USA wollen Militärhilfen für Ägypten kürzen

Die US-Regierung plant offenbar eine Kürzung ihrer Militärhilfen für Ägypten. Anti-Terror-Einsätze sollen davon ausgenommen sein. Die USA wollten «einen wesentlichen Teil der nicht wesentlichen Militärhilfe» streichen, berichtete die «Washington Post» .

Der Entscheid drei Monate nach dem Sturz des ägyptischen Präsidenten Mohammed Mursi sei eine Folge der andauernden gewaltsamen Zusammenstösse in Ägypten, schrieb die «New York Times» am Dienstagabend (Ortszeit). Eine offizielle Ankündigung solle in den kommenden Tagen erfolgen, hiess es.

Betroffen sei vor allem die Lieferung von Militärgerät wie Kampfhelikoptern des Typs Apache. Washington werde aber weiterhin wichtige Ersatzteile für militärische Ausrüstung liefern. Auch die Unterstützung der Militäreinsätze auf der Halbinsel Sinai sowie Anti-Terror-Einsätze sei nicht betroffen. Kairo erhält von Washington Militärhilfen im Wert von etwa 1,2 Milliarden US-Dollar im Jahr.

Mehr als 1000 Tote

Die Muslimbruderschaft demonstriert seit dem Sturz Mursis für seine Wiedereinsetzung. Die ägyptischen Behörden gingen unnachgiebig gegen die Islamisten vor. Die Lage eskalierte am 14. August, als Sicherheitskräfte zwei Protestlager in Kairo gewaltsam räumten. Insgesamt wurden mehr als tausend Menschen getötet.
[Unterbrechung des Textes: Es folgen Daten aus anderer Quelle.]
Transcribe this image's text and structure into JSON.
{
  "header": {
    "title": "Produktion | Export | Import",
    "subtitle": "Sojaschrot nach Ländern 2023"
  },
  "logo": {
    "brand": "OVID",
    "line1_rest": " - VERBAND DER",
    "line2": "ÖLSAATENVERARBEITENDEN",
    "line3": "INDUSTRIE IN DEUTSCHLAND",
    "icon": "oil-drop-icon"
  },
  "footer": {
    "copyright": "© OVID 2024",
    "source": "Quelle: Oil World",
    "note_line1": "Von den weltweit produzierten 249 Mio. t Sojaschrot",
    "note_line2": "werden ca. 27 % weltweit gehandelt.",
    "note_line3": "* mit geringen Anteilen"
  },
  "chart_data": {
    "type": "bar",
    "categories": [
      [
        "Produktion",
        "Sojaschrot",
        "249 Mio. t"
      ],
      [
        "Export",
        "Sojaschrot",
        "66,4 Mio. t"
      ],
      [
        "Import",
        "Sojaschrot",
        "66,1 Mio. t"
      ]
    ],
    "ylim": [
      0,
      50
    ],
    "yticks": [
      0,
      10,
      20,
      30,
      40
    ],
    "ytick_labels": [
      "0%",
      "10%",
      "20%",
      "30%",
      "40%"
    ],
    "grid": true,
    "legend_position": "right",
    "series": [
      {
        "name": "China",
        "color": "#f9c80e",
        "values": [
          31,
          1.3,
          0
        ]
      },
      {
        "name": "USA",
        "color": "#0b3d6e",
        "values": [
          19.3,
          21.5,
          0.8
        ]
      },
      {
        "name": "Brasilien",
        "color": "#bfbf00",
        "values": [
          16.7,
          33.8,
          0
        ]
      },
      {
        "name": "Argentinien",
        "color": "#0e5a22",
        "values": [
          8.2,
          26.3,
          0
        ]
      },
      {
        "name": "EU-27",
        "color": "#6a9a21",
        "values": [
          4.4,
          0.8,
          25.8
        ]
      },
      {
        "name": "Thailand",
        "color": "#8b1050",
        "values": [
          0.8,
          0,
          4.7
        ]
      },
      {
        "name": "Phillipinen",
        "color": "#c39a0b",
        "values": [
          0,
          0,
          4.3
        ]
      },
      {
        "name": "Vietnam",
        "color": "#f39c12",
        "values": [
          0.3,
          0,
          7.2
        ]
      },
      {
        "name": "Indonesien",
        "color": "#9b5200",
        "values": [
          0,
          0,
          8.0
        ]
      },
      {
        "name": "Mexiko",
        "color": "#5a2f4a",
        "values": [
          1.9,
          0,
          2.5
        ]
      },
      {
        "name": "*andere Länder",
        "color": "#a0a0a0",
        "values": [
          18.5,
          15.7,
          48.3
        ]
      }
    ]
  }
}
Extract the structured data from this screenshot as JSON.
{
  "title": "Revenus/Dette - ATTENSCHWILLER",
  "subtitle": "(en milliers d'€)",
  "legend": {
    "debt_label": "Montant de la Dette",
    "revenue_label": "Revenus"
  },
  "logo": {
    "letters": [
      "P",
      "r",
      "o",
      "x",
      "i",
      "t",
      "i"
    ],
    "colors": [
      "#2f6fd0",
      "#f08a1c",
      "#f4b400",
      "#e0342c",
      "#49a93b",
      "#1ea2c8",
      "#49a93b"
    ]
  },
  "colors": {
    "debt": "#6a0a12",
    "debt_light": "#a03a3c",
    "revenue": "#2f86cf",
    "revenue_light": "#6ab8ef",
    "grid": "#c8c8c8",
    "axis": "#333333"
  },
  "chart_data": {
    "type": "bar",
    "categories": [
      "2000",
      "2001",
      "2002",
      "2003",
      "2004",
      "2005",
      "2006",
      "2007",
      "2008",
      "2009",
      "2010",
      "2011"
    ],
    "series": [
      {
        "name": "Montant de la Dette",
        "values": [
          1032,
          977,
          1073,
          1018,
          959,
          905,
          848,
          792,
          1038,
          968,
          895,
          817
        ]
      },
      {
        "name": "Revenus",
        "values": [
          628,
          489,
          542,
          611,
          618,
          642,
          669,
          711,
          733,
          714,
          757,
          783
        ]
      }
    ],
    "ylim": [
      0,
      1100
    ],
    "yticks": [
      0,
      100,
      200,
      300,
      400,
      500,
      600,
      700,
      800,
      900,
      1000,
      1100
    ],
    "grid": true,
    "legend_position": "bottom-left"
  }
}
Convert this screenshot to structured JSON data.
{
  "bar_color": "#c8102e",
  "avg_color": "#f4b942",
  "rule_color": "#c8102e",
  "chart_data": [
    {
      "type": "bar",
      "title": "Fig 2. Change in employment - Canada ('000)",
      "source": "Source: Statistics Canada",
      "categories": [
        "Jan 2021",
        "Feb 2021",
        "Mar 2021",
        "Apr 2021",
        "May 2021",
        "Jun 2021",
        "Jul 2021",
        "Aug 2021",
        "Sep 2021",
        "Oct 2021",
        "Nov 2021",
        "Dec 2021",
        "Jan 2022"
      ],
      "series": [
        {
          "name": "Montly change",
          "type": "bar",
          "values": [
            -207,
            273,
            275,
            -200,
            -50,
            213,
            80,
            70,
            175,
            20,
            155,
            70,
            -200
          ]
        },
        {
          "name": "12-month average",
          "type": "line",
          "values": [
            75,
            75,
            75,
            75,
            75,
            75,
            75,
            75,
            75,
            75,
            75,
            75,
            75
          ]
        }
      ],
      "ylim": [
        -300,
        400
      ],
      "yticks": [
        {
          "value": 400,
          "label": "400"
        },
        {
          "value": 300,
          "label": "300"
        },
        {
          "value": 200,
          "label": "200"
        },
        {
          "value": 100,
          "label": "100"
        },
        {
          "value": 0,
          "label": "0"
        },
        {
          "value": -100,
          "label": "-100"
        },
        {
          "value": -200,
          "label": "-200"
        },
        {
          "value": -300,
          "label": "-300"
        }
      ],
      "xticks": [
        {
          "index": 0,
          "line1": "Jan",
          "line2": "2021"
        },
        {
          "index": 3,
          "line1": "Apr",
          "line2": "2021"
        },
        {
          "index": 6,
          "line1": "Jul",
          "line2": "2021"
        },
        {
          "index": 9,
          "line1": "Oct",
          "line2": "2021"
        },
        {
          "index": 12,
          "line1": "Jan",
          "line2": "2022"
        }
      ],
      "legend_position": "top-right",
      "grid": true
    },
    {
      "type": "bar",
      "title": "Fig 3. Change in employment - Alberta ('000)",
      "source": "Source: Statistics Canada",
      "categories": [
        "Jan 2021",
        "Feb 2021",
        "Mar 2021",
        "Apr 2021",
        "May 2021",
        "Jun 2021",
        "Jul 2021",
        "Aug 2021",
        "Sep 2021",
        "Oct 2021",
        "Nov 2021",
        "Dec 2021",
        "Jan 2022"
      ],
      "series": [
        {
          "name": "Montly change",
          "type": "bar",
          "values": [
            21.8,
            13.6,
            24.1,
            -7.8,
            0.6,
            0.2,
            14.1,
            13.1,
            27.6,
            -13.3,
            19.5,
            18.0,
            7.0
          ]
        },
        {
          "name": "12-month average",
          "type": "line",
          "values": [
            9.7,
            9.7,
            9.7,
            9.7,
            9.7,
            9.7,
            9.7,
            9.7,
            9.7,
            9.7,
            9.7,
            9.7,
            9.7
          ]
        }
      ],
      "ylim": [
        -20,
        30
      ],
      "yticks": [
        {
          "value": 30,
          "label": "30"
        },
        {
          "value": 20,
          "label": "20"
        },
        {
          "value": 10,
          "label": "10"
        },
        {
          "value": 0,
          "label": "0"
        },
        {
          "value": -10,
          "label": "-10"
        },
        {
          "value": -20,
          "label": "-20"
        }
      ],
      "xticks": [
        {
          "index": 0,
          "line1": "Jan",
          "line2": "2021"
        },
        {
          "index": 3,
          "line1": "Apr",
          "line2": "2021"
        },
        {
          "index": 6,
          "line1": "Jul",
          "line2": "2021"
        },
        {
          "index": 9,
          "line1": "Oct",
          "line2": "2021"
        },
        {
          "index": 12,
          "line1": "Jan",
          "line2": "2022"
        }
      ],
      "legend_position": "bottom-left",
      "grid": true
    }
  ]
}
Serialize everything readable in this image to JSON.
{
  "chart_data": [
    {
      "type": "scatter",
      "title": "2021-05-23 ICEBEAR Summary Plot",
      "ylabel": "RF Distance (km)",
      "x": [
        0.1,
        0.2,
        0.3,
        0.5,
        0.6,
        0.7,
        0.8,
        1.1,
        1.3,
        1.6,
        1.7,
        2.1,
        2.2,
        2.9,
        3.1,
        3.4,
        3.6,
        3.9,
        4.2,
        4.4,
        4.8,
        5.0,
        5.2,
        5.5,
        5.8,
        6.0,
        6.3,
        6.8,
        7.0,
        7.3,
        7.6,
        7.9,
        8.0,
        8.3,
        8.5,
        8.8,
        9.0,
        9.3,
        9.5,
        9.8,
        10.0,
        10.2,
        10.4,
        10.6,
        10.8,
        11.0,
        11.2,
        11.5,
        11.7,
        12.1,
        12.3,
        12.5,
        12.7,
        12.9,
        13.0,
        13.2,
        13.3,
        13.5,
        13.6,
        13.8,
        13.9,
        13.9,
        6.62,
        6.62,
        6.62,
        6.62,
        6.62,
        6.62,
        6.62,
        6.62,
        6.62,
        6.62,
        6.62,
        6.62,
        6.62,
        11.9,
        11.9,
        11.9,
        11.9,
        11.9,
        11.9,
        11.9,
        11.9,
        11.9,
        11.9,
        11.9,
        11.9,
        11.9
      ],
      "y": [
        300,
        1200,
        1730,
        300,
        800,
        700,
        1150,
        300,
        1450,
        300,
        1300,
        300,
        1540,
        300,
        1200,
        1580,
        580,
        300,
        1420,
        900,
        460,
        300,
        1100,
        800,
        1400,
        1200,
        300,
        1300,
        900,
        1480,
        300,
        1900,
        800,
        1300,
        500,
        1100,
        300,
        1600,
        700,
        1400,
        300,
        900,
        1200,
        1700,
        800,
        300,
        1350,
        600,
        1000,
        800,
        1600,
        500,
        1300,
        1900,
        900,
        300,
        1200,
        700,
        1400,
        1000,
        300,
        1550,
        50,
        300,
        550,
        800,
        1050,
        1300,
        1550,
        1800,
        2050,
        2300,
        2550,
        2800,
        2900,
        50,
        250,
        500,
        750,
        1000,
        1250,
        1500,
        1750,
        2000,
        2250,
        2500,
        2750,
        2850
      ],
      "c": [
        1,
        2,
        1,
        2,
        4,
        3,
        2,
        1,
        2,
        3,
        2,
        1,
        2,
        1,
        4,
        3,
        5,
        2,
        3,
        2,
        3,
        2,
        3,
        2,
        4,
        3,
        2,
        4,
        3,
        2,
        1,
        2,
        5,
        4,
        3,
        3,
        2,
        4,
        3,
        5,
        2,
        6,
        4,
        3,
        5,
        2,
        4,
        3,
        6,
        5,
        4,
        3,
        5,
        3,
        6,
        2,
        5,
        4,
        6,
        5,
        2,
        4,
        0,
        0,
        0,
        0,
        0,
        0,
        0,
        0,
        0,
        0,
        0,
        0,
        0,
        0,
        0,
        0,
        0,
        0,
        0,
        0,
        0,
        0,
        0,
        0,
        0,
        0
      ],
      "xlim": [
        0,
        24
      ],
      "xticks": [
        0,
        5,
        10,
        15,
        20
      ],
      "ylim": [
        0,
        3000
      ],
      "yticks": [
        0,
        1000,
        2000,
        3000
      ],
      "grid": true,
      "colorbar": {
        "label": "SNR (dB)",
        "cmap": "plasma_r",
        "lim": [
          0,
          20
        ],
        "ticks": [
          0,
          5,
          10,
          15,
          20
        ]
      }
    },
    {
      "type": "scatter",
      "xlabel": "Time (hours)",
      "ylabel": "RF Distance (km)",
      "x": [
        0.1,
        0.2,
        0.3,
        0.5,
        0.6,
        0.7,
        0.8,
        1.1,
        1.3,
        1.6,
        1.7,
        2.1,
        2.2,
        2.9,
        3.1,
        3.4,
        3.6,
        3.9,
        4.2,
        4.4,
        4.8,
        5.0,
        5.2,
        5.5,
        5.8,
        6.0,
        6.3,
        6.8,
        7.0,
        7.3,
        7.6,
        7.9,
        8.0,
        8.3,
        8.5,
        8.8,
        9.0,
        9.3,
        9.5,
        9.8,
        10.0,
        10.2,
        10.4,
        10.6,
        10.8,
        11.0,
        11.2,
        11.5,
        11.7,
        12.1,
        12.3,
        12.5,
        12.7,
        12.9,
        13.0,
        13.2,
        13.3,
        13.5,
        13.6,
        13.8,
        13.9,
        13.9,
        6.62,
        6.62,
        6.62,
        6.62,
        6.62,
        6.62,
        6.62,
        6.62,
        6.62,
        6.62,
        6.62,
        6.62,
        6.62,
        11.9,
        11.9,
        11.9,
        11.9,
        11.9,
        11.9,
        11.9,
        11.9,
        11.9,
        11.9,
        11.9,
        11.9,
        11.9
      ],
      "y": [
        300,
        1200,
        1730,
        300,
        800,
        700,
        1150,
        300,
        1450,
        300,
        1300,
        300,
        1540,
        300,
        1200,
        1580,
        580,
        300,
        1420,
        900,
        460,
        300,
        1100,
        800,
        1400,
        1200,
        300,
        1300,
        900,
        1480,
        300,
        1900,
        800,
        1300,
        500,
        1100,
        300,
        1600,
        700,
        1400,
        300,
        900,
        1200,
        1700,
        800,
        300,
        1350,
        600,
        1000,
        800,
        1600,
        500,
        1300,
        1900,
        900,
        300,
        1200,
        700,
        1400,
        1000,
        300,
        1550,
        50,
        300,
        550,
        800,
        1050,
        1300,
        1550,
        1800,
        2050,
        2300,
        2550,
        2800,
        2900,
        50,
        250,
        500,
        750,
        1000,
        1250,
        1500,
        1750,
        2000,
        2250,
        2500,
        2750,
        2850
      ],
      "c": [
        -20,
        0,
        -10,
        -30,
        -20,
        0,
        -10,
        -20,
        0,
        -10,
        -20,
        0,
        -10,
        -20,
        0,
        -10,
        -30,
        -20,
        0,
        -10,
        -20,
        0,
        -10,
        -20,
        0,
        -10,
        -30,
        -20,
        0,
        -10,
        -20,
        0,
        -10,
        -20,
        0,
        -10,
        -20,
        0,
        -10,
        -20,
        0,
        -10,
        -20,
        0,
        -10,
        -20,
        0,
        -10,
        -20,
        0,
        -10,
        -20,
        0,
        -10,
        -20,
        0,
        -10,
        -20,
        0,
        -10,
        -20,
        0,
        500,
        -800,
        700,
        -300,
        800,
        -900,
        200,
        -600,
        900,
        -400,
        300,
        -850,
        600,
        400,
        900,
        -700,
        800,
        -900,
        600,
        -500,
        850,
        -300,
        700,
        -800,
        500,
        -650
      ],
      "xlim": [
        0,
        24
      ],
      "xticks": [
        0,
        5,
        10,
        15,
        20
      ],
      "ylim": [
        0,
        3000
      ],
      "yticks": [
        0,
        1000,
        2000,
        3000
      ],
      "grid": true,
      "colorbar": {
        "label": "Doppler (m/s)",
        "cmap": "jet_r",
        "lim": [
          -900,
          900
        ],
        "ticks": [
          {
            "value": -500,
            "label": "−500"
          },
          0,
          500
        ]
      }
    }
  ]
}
Rund 2000 Muslimbrüder wurden festgenommen, darunter auch ein Grossteil ihrer Führungsriege.

Ende September wurden alle Aktivitäten der Organisation verboten. Zudem wurde die Beschlagnahme ihrer Besitztümer verfügt. Am Dienstag entzogen die Behörden ihrem zivilgesellschaftlichen Ableger den Status als anerkannte Nichtregierungsorganisation ab.